American Fairness to a Fault — a Deadly One
Tuesday, 10 Nov 2009 02:28 PM

American’s tragic flaw is our unbridled fairness, which has been corrupted ever more by the cancer of political correctness to the point we put ourselves at risk rather than create even the perception of prejudice.

Sometime after the VOLAR (all volunteer) Army, the military veered from the “yes sir, yes sir, three bags full” blind adherence to all orders to the concept of refusing “unlawful orders” and that was ostensibly a good thing.

However, the uniformed services do not set or get to pick and choose foreign policy. The civilian leadership sets foreign policy, and the U.S. military enforces it — with a big, honking combined arms stick.

Retired Lt. Col. Ralph Peters has been one of the rare pundits with the courage to target the “culture of political correctness” in leadership of the military. In at least two interviews on Fox, Peters (correctly) blamed the culture of political correctness for the Army’s diffidence in taking action against Nidal Malik Hasan in the wake of knowledge of the problem.

Many mechanisms exist for dealing with matters of deep conscience — all without killing those one might think disagree with in principle.

However, it is not prejudice to discriminate based on threat facts in evidence. Refusal to act judiciously for fear of a tainted perception is just plain dumb.

Notwithstanding the articulated fears of the Army chief of staff and the secretary of Homeland Security, officials made an epic mistake in handling suspicions about Hasan. A mistake founded on political correctness and sustained by diffidence that cost the lives of innocents.

Reportedly, U.S. intelligence agencies were aware (months ago) that Hasan was attempting to make contact with people associated with al-Qaida. He spoke openly to too many people about his angst and misdirected sympathies. He was apparently a poster child for suspicion, and the Army failed bigtime to intervene.

“It is not known whether the intelligence agencies informed the Army that one of its officers was seeking to connect with suspected al-Qaida figures," the officials said.

But you damnbetcha they SHOULD have done so.

Investigators want to know whether Hasan maintained contact with a radical mosque leader from Virginia, Anwar al Awlaki, who now lives in Yemen and runs a Web site that promotes jihad around the world against the United States.

In a recent blog posting titled "Nidal Hassan Did the Right Thing," Awlaki calls Hasan a "hero" and a "man of conscience who could not bear living the contradiction of being a Muslim and serving in an army that is fighting against his own people."

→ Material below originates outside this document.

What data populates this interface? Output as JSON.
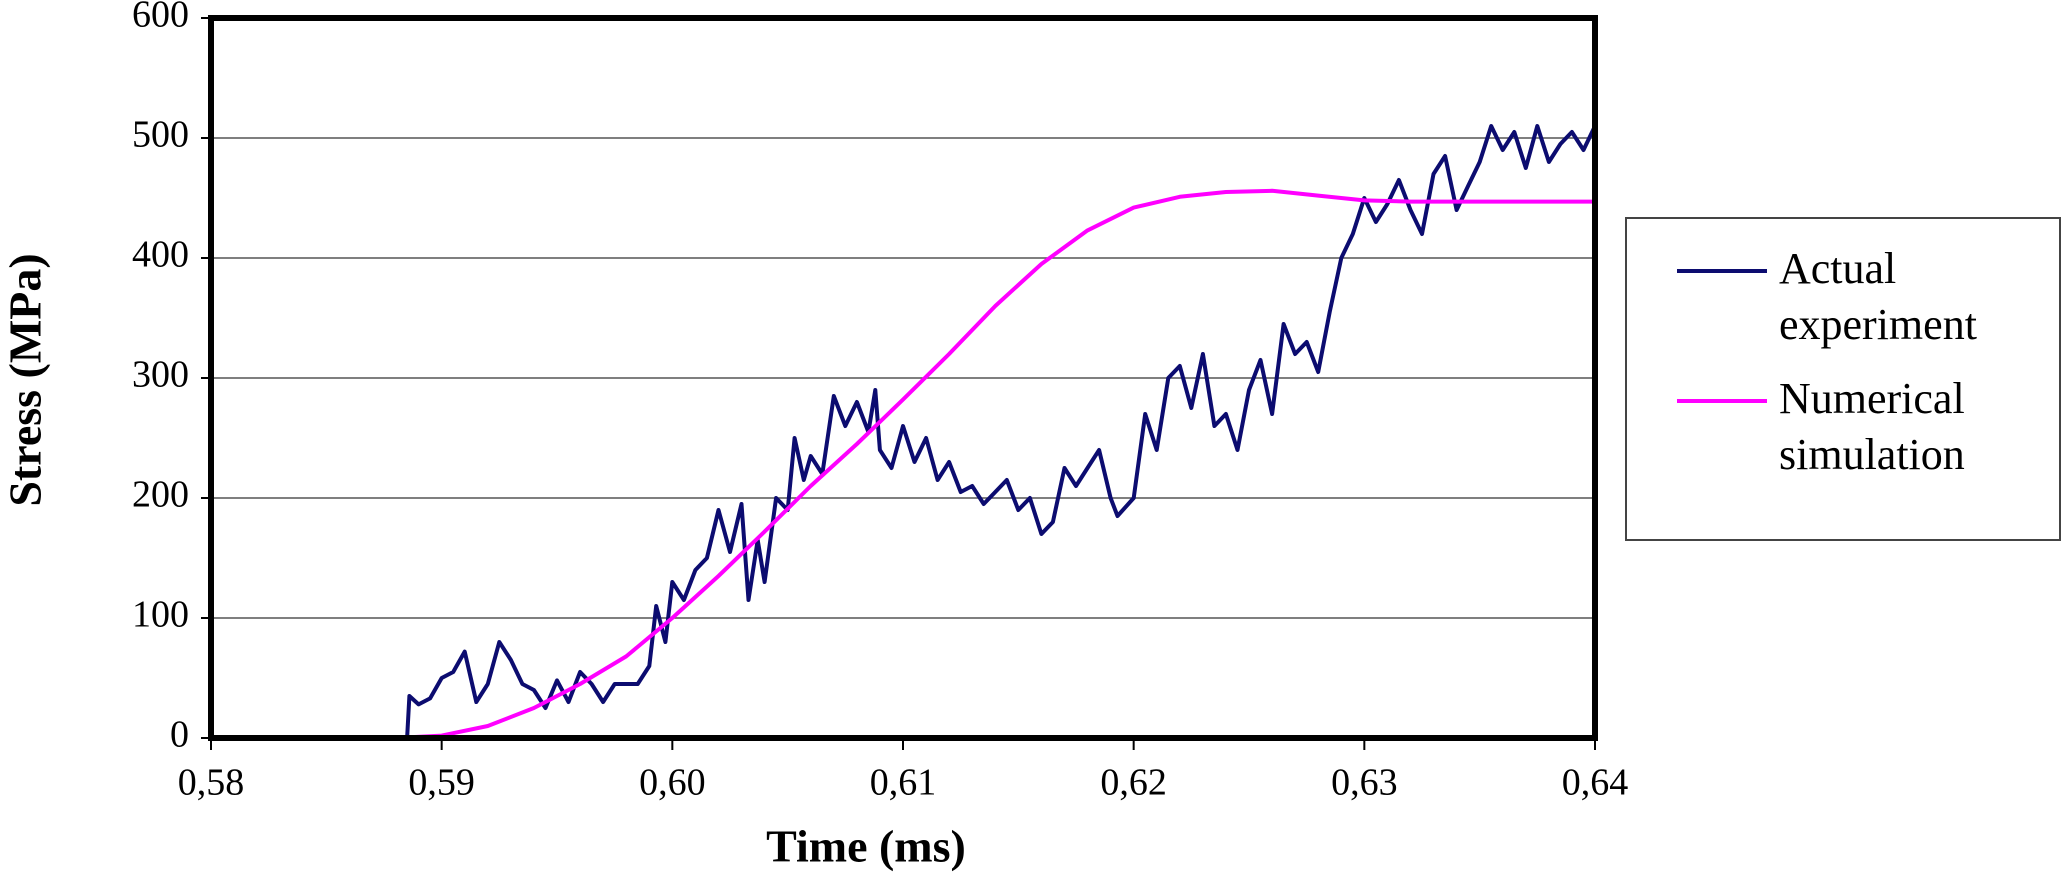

Increasingly we are told people who knew or worked with Hasan say he seemed to become gradually more radical in his condemnation of the war in Iraq and Afghanistan. Subordinates and superiors had a responsibility to flag the inappropriate rhetoric, and they apparently did not.

The fear to speak out is a symptom of the PC disease fueled by recriminations and implied threats of discrimination — a fear that indirectly resulted in mayhem.

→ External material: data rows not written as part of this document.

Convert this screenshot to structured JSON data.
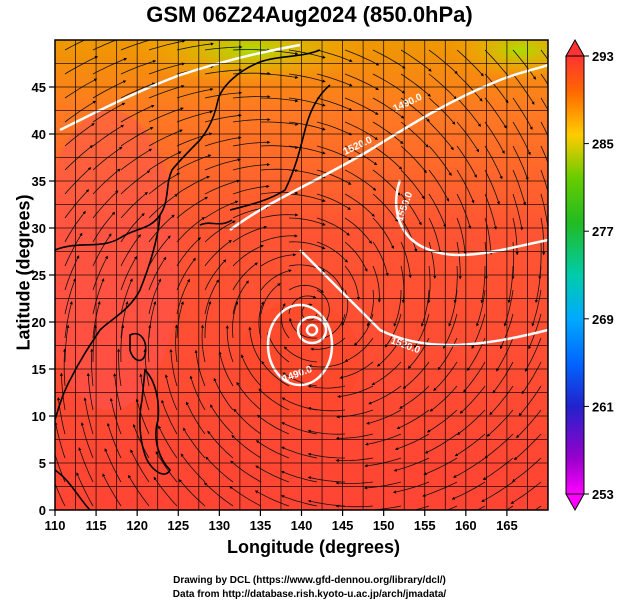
{
  "title": "GSM 06Z24Aug2024 (850.0hPa)",
  "xlabel": "Longitude (degrees)",
  "ylabel": "Latitude  (degrees)",
  "credits": [
    "Drawing by DCL (https://www.gfd-dennou.org/library/dcl/)",
    "Data from http://database.rish.kyoto-u.ac.jp/arch/jmadata/"
  ],
  "chart_data": {
    "type": "heatmap",
    "variable": "temperature with streamlines and geopotential height contours",
    "xlim": [
      110,
      170
    ],
    "ylim": [
      0,
      50
    ],
    "x_ticks": [
      110,
      115,
      120,
      125,
      130,
      135,
      140,
      145,
      150,
      155,
      160,
      165
    ],
    "y_ticks": [
      0,
      5,
      10,
      15,
      20,
      25,
      30,
      35,
      40,
      45
    ],
    "colorbar": {
      "range": [
        253,
        293
      ],
      "tick_labels": [
        293,
        285,
        277,
        269,
        261,
        253
      ]
    },
    "contour_labels": [
      "1490.0",
      "1520.0",
      "1550.0"
    ],
    "typhoon_center": {
      "lon": 141,
      "lat": 21
    }
  }
}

Sen. Joseph Lieberman said, "If Hasan was showing signs, saying to people that he had become an Islamist extremist, the U.S. Army has to have a zero tolerance," and despite the echo of shutting the barn door after the horse got out, he is right.

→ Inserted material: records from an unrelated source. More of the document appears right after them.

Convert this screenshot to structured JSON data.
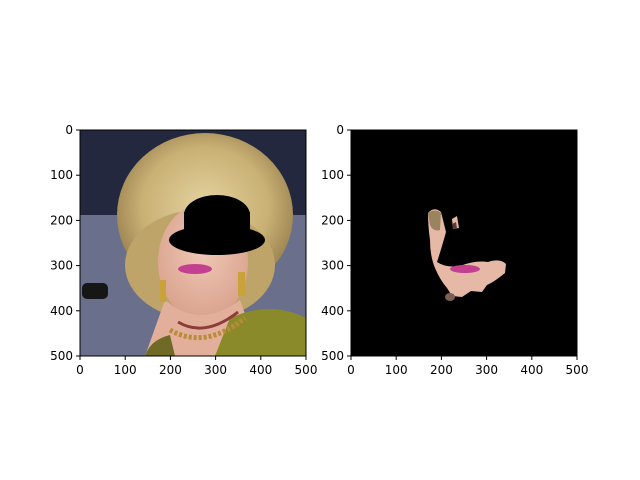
{
  "chart_data": [
    {
      "type": "image",
      "panel": "left",
      "content": "photo of woman with blonde curly hair; upper face obscured by black occluder",
      "xlim": [
        0,
        500
      ],
      "ylim": [
        500,
        0
      ],
      "xticks": [
        0,
        100,
        200,
        300,
        400,
        500
      ],
      "yticks": [
        0,
        100,
        200,
        300,
        400,
        500
      ],
      "title": "",
      "xlabel": "",
      "ylabel": ""
    },
    {
      "type": "image",
      "panel": "right",
      "content": "segmentation mask on black background showing visible skin region (cheek, lips, chin)",
      "xlim": [
        0,
        500
      ],
      "ylim": [
        500,
        0
      ],
      "xticks": [
        0,
        100,
        200,
        300,
        400,
        500
      ],
      "yticks": [
        0,
        100,
        200,
        300,
        400,
        500
      ],
      "title": "",
      "xlabel": "",
      "ylabel": ""
    }
  ],
  "colors": {
    "background": "#ffffff",
    "axis": "#000000",
    "mask_bg": "#000000",
    "occluder": "#000000",
    "hair": "#cdb67a",
    "skin": "#e6b8a6",
    "lips": "#c2408f",
    "dress": "#8a8a2a"
  }
}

Army Chief of Staff Gen. George Casey Jr. is concerned that speculation about the religious beliefs of Hasan could “cause a backlash against some of our Muslim soldiers.” He’s right, but such a backlash would be a direct result of the failure of command — not prejudice.

When confronted about whether he thought the Army “dropped the ball” in not responding to warning signs, Casey replied that the Army needs to be careful not to jump to conclusions based on early tidbits of information.

Sen. Lindsey Graham, R.-S.C., and Sen. Jack Reed, D-R.I., both of whom are veterans, took pains to say that Muslims have served honorably in the military and at risk to their lives.

“At the end of the day, this is not about his religion — the fact that this man was a Muslim,” Graham said on CBS’ “Face the Nation.”

But, hey, it is (kinda/sorta) about religion (when the FBI says 10 percent of American Mosques preach jihad) — at least from a risk analysis perspective.